ーーフォトル中央区の地下店『商品の寝床』ーー
「さて、どうしようか。」
そう言いながら階段をゆっくり降りる。一歩一歩お店のドアが近くなっていくが、こちらの考えはまとまらずに正解から離れていく。謝罪の気持ちとして、店長さんに荷物を渡せばなんとか機嫌を直してくれるのではないかと思い立ち、ここにやってきてはいたものの、大失敗した一回目の回避方法を全く思いつかずにいた。そうこうしてる内にもう扉は目の前に。だが一回目の出来事が頭の隅にチラつき、入るに入れない。せめてなにかを考えついていれば、もしも失敗しようとも首でも折ってやり直せるし、その失敗を反省点にして、もう一度作戦を練り直せるのだから。

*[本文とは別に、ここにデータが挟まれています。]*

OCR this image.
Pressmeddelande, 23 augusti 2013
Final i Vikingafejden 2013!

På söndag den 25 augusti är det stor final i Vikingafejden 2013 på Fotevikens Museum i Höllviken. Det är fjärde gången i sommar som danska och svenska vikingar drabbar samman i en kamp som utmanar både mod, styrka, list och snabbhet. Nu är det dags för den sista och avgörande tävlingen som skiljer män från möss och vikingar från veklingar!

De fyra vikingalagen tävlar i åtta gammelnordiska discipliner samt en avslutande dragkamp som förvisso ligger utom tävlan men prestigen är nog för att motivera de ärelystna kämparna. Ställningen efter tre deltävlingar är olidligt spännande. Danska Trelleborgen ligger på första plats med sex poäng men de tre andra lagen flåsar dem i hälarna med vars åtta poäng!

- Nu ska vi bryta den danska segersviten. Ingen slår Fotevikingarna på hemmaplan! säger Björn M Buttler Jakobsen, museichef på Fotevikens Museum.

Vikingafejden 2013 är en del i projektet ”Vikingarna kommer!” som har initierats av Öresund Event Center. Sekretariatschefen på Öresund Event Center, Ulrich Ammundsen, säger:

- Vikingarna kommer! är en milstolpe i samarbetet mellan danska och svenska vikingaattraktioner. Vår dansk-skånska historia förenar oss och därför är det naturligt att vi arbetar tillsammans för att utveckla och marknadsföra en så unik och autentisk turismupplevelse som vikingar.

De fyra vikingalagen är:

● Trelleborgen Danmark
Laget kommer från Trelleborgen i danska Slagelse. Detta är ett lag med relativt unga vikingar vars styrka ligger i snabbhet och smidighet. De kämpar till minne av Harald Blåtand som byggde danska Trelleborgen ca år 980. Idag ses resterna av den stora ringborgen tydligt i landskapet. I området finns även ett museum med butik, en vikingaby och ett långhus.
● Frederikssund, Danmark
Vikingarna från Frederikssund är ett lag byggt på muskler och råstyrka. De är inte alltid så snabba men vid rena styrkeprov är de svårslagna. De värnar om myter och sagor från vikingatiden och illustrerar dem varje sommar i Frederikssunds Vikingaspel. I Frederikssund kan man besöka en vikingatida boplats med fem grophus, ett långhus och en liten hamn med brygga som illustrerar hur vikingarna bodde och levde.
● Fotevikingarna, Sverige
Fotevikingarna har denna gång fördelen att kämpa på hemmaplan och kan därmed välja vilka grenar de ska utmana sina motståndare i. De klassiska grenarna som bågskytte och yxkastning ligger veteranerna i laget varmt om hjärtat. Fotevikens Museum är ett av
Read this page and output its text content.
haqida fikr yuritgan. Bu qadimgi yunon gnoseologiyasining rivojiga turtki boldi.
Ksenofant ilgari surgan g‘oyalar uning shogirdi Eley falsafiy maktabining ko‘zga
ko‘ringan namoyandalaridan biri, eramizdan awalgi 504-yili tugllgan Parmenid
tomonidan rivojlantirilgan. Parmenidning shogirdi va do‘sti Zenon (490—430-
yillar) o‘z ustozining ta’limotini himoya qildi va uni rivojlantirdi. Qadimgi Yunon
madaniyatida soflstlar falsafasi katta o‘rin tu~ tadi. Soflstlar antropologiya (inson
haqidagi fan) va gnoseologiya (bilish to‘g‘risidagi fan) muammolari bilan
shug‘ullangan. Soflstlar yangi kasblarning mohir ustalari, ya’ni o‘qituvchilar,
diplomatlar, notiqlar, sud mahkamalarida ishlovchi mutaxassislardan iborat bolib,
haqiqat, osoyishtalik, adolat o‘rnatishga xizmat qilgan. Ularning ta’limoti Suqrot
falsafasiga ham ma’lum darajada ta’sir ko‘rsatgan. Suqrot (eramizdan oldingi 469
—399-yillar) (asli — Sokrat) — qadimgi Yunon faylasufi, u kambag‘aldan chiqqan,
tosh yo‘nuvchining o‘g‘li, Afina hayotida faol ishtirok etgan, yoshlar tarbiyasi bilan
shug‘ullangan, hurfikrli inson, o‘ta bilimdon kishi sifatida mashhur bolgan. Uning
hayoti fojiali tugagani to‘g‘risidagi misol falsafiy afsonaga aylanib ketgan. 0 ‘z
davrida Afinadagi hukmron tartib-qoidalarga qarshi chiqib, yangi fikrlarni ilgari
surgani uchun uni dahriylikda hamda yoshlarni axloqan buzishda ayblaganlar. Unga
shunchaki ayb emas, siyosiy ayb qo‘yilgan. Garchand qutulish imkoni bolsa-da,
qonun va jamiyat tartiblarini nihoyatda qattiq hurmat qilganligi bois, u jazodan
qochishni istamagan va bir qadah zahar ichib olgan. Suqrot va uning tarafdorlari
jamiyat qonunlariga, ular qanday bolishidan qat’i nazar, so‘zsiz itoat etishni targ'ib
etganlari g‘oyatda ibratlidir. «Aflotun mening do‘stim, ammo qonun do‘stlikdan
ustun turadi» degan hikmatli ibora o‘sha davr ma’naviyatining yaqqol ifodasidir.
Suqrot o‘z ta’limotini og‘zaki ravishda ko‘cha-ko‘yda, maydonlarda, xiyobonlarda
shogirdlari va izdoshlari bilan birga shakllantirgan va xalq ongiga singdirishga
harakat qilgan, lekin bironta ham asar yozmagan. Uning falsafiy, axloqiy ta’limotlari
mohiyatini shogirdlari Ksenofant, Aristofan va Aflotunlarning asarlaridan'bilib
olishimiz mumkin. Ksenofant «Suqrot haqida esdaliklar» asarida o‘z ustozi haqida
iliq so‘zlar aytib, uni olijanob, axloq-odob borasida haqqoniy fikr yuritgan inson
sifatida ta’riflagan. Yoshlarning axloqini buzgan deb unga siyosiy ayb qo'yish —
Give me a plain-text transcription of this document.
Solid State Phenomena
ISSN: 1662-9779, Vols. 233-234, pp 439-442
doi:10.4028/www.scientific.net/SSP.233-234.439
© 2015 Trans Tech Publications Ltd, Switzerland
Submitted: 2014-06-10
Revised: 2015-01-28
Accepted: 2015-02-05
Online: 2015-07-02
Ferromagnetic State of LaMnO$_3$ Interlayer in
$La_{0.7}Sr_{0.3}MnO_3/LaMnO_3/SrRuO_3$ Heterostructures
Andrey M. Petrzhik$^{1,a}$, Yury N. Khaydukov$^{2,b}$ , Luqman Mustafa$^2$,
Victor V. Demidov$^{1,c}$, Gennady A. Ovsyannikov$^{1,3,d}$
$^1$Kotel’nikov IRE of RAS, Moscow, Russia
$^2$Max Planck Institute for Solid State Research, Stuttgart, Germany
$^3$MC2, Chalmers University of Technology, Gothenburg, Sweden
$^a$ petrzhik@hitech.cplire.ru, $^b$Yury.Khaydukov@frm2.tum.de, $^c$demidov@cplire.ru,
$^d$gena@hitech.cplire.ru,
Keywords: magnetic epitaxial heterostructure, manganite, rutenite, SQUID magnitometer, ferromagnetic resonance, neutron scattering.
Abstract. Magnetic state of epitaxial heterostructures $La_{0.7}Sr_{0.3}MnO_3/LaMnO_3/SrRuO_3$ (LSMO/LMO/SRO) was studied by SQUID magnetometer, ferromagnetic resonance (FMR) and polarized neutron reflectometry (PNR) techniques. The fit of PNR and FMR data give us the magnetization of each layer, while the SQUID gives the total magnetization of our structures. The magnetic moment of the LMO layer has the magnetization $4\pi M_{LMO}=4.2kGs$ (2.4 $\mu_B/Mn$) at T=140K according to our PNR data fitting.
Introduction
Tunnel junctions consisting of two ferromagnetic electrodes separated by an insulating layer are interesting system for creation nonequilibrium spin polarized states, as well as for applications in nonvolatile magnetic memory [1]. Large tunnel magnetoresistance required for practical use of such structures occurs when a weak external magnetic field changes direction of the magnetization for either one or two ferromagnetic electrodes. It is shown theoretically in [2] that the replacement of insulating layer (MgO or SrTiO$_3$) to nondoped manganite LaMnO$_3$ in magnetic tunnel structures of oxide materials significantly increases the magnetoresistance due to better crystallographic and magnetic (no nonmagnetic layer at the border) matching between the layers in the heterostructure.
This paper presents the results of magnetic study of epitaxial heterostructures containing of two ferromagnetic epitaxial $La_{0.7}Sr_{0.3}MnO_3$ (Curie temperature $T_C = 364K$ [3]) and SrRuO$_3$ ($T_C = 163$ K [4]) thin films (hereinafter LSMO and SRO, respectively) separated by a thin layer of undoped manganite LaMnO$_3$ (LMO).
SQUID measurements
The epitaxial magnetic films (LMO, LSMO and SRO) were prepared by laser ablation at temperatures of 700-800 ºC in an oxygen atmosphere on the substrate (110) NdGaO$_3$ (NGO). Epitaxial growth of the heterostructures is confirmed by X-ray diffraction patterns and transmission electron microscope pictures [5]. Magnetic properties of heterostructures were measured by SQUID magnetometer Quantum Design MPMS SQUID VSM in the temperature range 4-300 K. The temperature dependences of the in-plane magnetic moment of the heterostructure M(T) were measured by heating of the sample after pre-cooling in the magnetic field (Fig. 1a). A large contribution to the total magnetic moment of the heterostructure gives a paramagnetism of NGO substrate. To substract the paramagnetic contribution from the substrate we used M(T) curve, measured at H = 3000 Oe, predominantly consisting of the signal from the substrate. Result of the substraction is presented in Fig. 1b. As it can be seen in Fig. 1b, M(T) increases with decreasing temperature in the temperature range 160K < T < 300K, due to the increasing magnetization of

「はぁ···スグハが居ればあの大混乱も落ち着かせられるんだろうし、そもそもあんな事が起きないように対応出来るんだろうなぁ。」
そう思いつつも、正直な所、スグハが居なくて寂しがっている自分がいた。死んで時間が戻ってから二、三時間経てば大体は町に現れるスグハに会えた。なのでずっと赤子のようについて行ってる節はあった。しかし、あいつが現れる兆し···というか日にちには程遠い事はもう分かっているから、こう一人で行動はしている。あれが居れば、いやあれが居たから。俺は何度でも諦めずに世界を繰り返して、心も折れる事無く頑張っていた気がする。あの時折寂しげな顔をする彼を。誰にも見つからないような所で仲間の死にすすり泣いていた彼を。救ってあげたいが為に、頑張っていたような気がする。あいつが居ないのが、会えないのが相当きているようで、全てが不鮮明に見えて、遅く感じる。獣人にもふもふを感じつつも、そこまで気にしてないのがその証拠だろうな。ちょっと気を引き締め直さなければ。第一に、俺はあいつを救う為だけに頑張ってるのではなく、この俺を、サザナミ・ナギサを勇者として、英雄として世界中に名を轟かせないといけないのだから。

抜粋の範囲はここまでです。